Take part in discussion sections! Discussion sections are not auxiliary lectures. They are an opportunity for interactive learning. The success of a discussion section depends largely on the willingness of students to participate actively in it. As with office hours, the better prepared you are for the discussion, the more you are likely to benefit from it.

Come to office hours! We love to talk to you and do a deep dive to help you understand the material better.

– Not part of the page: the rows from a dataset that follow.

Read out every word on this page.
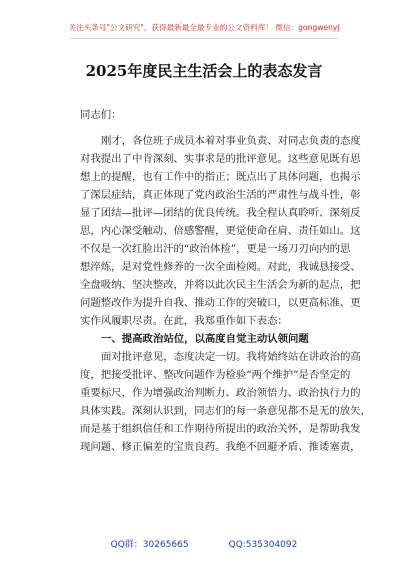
关注头条号"公文研究"，获得最新最全最专业的公文资料库！ 微信：gongwenyj
2025年度民主生活会上的表态发言

同志们：

刚才，各位班子成员本着对事业负责、对同志负责的态度

对我提出了中肯深刻、实事求是的批评意见。这些意见既有思

想上的提醒，也有工作中的指正；既点出了具体问题，也揭示

了深层症结，真正体现了党内政治生活的严肃性与战斗性，彰

显了团结—批评—团结的优良传统。我全程认真聆听、深刻反

思，内心深受触动、倍感警醒，更觉使命在肩、责任如山。这

不仅是一次红脸出汗的“政治体检”，更是一场刀刃向内的思

想淬炼，是对党性修养的一次全面检阅。对此，我诚恳接受、

全盘吸纳、坚决整改，并将以此次民主生活会为新的起点，把

问题整改作为提升自我、推动工作的突破口，以更高标准、更

实作风履职尽责。在此，我郑重作如下表态：

一、提高政治站位，以高度自觉主动认领问题

面对批评意见，态度决定一切。我将始终站在讲政治的高

度，把接受批评、整改问题作为检验“两个维护”是否坚定的

重要标尺，作为增强政治判断力、政治领悟力、政治执行力的

具体实践。深刻认识到，同志们的每一条意见都不是无的放矢，

而是基于组织信任和工作期待所提出的政治关怀，是帮助我发

现问题、修正偏差的宝贵良药。我绝不回避矛盾、推诿塞责，

QQ群：30265665	QQ:535304092
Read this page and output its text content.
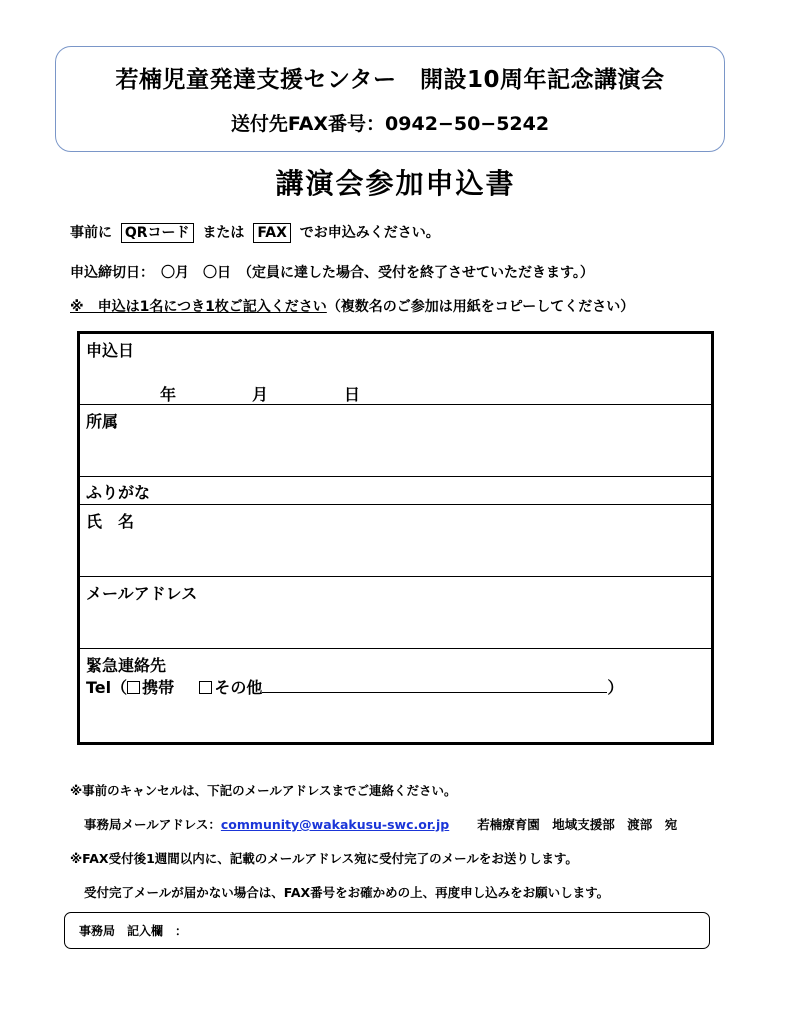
若楠児童発達支援センター　開設10周年記念講演会
送付先FAX番号：0942−50−5242
講演会参加申込書
事前に QRコード または FAX でお申込みください。
申込締切日：　〇月　〇日　（定員に達した場合、受付を終了させていただきます。）
※　申込は1名につき1枚ご記入ください（複数名のご参加は用紙をコピーしてください）
申込日
年	月	日
所属
ふりがな
氏　名
メールアドレス
緊急連絡先
Tel（ 携帯	その他	）
※事前のキャンセルは、下記のメールアドレスまでご連絡ください。
事務局メールアドレス：community@wakakusu-swc.or.jp 若楠療育園　地域支援部　渡部　宛
※FAX受付後1週間以内に、記載のメールアドレス宛に受付完了のメールをお送りします。
受付完了メールが届かない場合は、FAX番号をお確かめの上、再度申し込みをお願いします。
事務局　記入欄　：
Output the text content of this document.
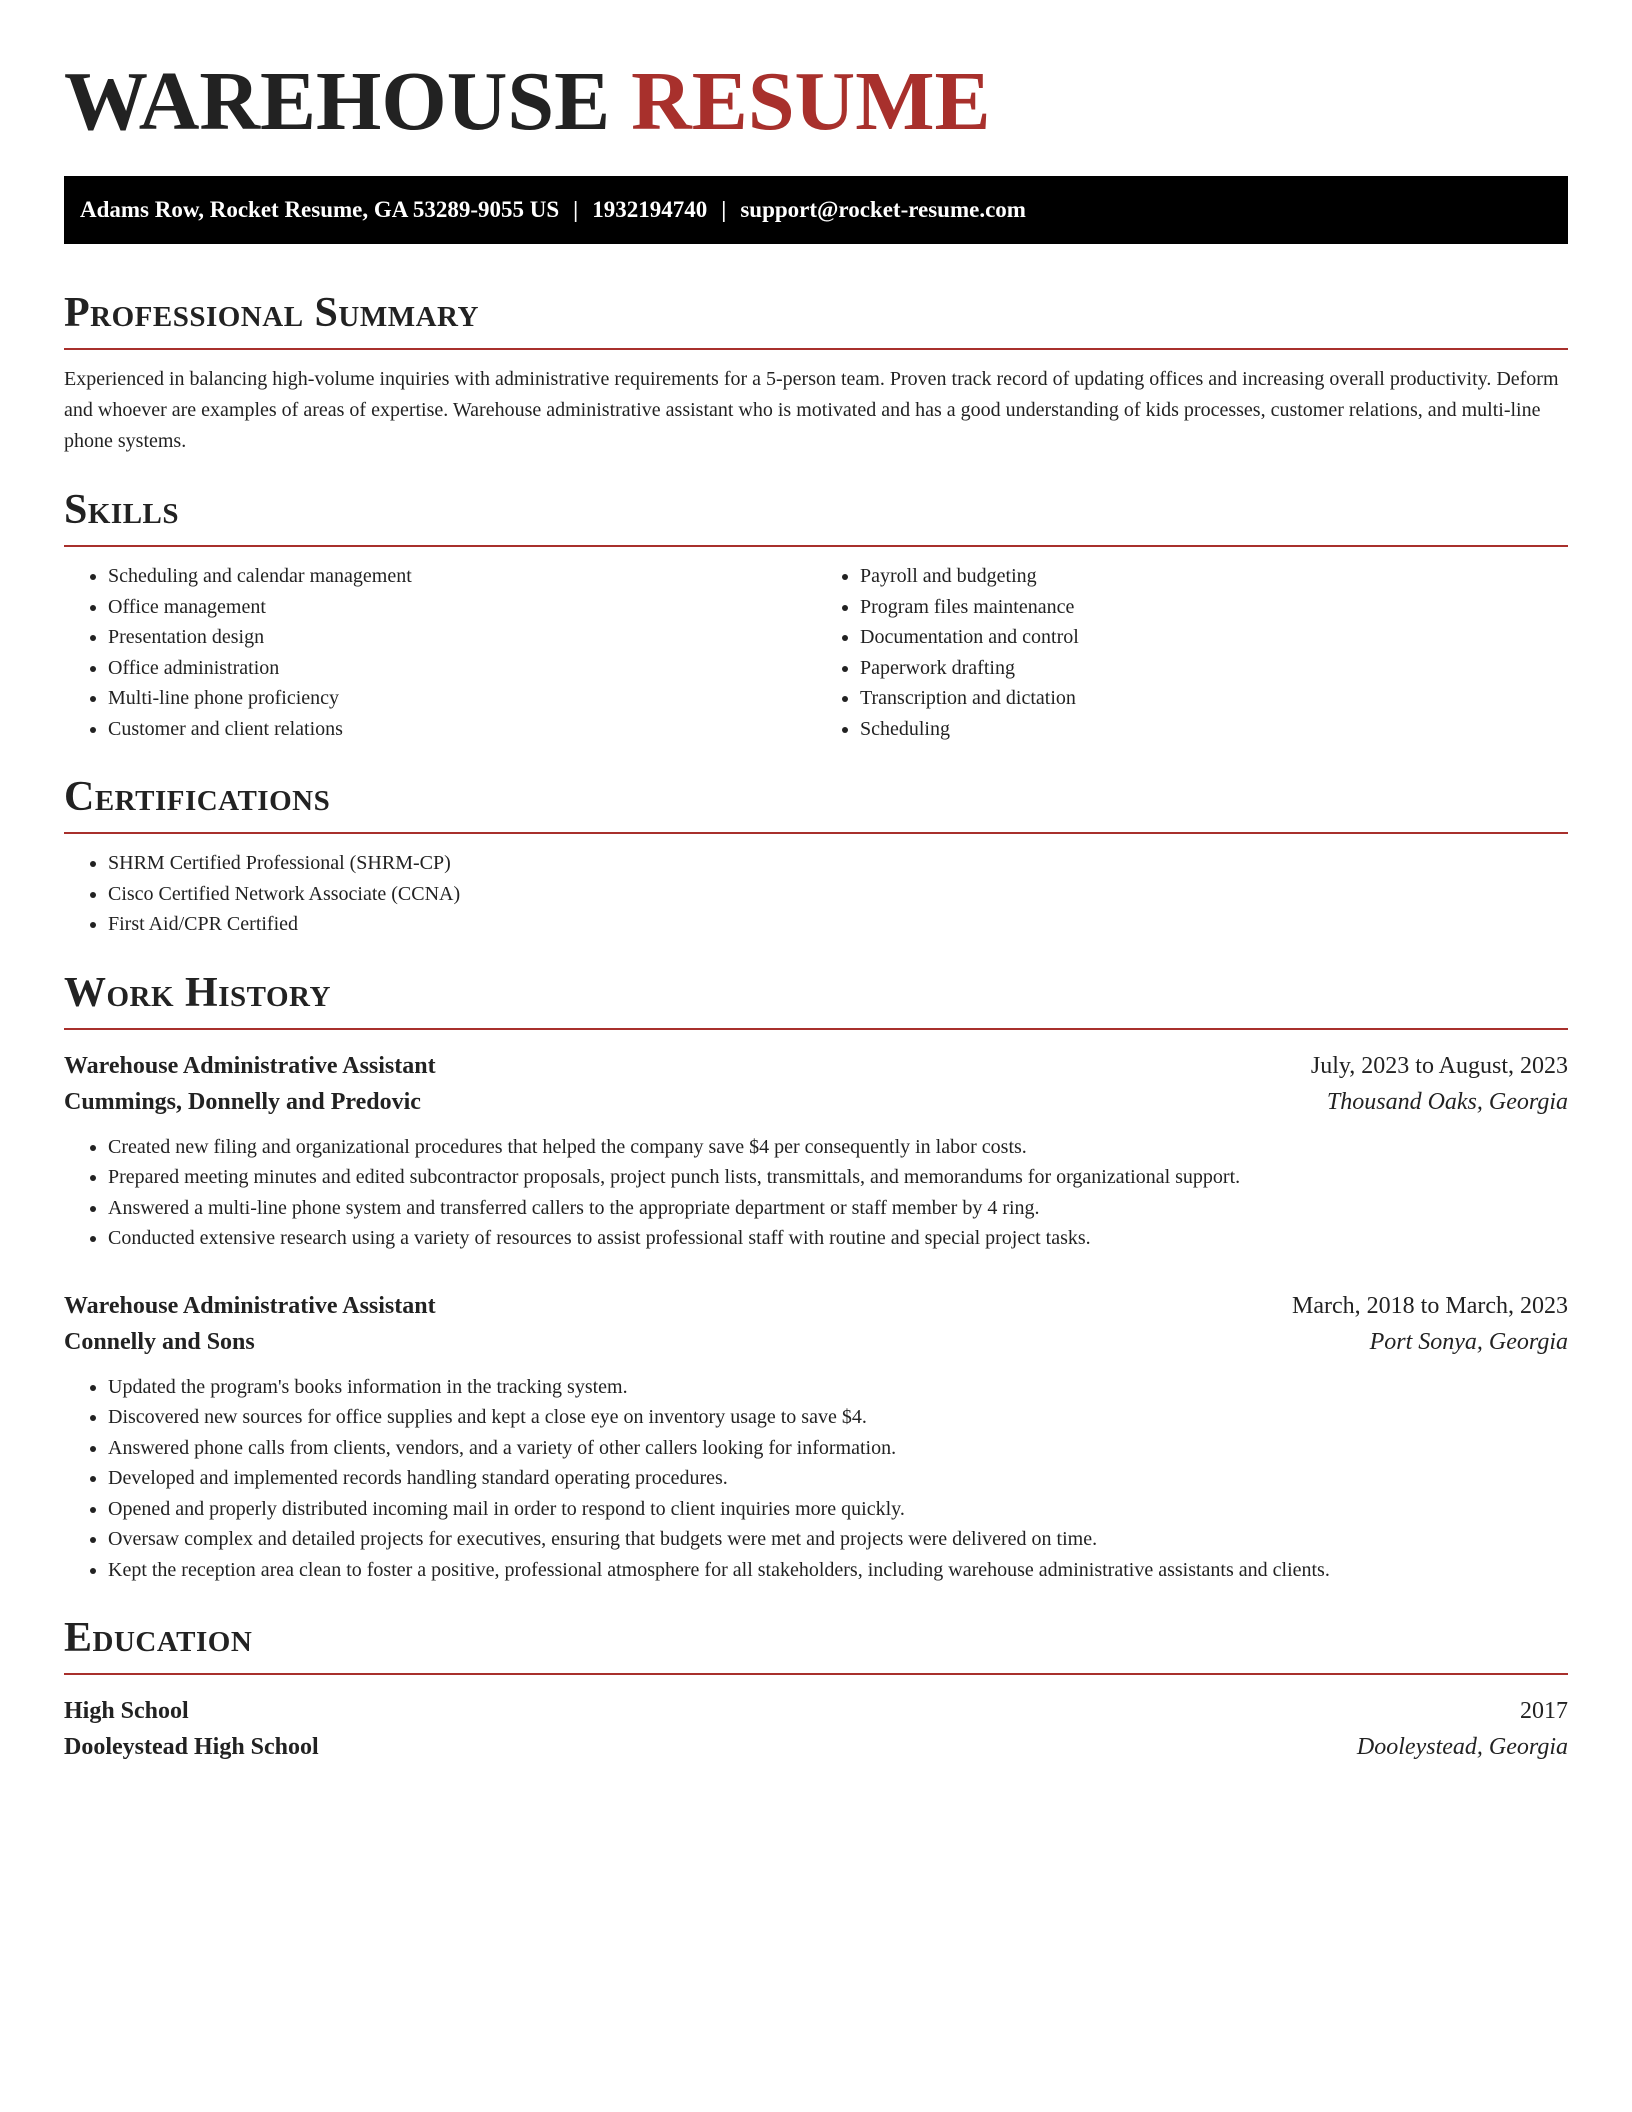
WAREHOUSE RESUME
Adams Row, Rocket Resume, GA 53289-9055 US | 1932194740 | support@rocket-resume.com
Professional Summary

Experienced in balancing high-volume inquiries with administrative requirements for a 5-person team. Proven track record of updating offices and increasing overall productivity. Deform and whoever are examples of areas of expertise. Warehouse administrative assistant who is motivated and has a good understanding of kids processes, customer relations, and multi-line phone systems.

Skills
• Scheduling and calendar management
• Office management
• Presentation design
• Office administration
• Multi-line phone proficiency
• Customer and client relations
• Payroll and budgeting
• Program files maintenance
• Documentation and control
• Paperwork drafting
• Transcription and dictation
• Scheduling
Certifications
• SHRM Certified Professional (SHRM-CP)
• Cisco Certified Network Associate (CCNA)
• First Aid/CPR Certified
Work History
Warehouse Administrative Assistant	July, 2023 to August, 2023
Cummings, Donnelly and Predovic	Thousand Oaks, Georgia
• Created new filing and organizational procedures that helped the company save $4 per consequently in labor costs.
• Prepared meeting minutes and edited subcontractor proposals, project punch lists, transmittals, and memorandums for organizational support.
• Answered a multi-line phone system and transferred callers to the appropriate department or staff member by 4 ring.
• Conducted extensive research using a variety of resources to assist professional staff with routine and special project tasks.
Warehouse Administrative Assistant	March, 2018 to March, 2023
Connelly and Sons	Port Sonya, Georgia
• Updated the program's books information in the tracking system.
• Discovered new sources for office supplies and kept a close eye on inventory usage to save $4.
• Answered phone calls from clients, vendors, and a variety of other callers looking for information.
• Developed and implemented records handling standard operating procedures.
• Opened and properly distributed incoming mail in order to respond to client inquiries more quickly.
• Oversaw complex and detailed projects for executives, ensuring that budgets were met and projects were delivered on time.
• Kept the reception area clean to foster a positive, professional atmosphere for all stakeholders, including warehouse administrative assistants and clients.
Education
High School	2017
Dooleystead High School	Dooleystead, Georgia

Form study groups! As stated above, you are encouraged to form small groups (two to four people) to work together on homework and on understanding the class material on a regular basis. In addition to being fun, this can save you a lot of time by generating ideas quickly and preventing you from getting hung up on some point or other. Of course, it is your responsibility to ensure that you contribute actively to the group; passive listening will likely not help you much. Also recall the caveat above, that you must write up your solutions on your own. We strongly advise you to spend some time on your own thinking about each problem before you meet with your study partners; this way, you will be in a position to compare ideas with your partners, and it will get you in practice for the exams. Make sure you work through all problems yourself, and that your final write-up is your own. Some groups try to split up the problems (“you do Problem 1, I’ll do Problem 2, then we’ll swap notes”); not only is this a punishable violation of our collaboration policies, it also ensures you will learn a lot less from this course.